BYD exported 120,083 new energy vehicles in March 2026, a 65.12% jump from March 2025 and 19.37% above February's figure, according to the company's monthly filing. [1] Overseas volume ran at 40% of total sales — the second month in a row close to half. Chairman Wang Chuanfu's team has raised its 2026 overseas target from 1.3 million units to 1.5 million and told analysts in a March 30 post-earnings call the company is "highly confident" it will hit that number, with sources saying overseas markets could eventually account for half of all BYD sales. [2]
The paper's Tuesday brief recorded Tesla's reclamation of the Q1 BEV crown. That is still true. What this brief adds is the denominator. BYD's first-quarter NEV total fell 30.01% year over year to 700,463 units, but overseas sales reached 321,165 — a quarterly overseas record the trend line now assumes. [1] The domestic slump is in the headline; the export ramp is in the curve. March sales in Thailand carried the Thai prime minister's decision to drive a BYD amid local gas-price spikes. The company's first European plant in Hungary and its Indonesian factory began ramping in March. [3]

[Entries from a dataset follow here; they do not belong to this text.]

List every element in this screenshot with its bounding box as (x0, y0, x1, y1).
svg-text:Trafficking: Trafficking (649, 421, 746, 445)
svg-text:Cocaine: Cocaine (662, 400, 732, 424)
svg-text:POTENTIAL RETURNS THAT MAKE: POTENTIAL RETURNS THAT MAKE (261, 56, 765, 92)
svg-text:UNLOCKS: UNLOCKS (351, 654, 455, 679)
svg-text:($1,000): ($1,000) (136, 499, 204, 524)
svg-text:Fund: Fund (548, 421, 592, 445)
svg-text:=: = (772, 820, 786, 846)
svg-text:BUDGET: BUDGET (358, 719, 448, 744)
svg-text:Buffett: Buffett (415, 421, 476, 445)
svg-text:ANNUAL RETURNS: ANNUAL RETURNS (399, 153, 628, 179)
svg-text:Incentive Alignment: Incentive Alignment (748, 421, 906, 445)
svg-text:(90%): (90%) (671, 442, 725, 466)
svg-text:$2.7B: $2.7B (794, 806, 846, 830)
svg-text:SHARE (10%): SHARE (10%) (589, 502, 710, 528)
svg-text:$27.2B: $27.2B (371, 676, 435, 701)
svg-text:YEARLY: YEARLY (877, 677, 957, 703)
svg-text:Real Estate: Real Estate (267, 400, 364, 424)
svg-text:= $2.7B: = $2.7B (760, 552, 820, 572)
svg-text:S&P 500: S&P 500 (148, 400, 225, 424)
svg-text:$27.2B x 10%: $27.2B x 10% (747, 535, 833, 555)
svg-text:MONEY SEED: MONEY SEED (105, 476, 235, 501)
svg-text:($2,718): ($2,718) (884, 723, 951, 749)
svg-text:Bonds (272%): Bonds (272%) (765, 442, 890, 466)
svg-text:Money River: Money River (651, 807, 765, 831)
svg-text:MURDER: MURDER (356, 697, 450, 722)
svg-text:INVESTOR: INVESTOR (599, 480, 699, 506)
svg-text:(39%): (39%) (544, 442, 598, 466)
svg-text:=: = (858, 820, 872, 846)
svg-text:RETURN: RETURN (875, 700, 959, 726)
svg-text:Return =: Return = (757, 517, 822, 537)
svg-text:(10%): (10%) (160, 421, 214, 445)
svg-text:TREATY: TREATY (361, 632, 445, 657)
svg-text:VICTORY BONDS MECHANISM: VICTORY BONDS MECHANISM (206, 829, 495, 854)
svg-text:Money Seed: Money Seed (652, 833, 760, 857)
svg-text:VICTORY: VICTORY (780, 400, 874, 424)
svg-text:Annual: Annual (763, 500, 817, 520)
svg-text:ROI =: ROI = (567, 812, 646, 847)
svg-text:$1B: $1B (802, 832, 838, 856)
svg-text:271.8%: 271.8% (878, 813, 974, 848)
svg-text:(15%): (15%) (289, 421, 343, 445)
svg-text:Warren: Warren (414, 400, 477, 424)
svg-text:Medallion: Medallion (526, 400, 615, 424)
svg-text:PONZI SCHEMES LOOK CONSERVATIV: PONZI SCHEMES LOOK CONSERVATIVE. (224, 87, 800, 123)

The two stories are not the same story. Tesla's Q1 crown is a quarter; BYD's overseas ramp is a structural relocation of production outside China on a timeline the tariff regime is writing. Citi has flagged that BYD's domestic Chinese sales may turn unprofitable in Q1 2026 — the export engine is what makes 2026 pencil. Q1 profit margin will answer whether 1.5 million is a stretch or a floor.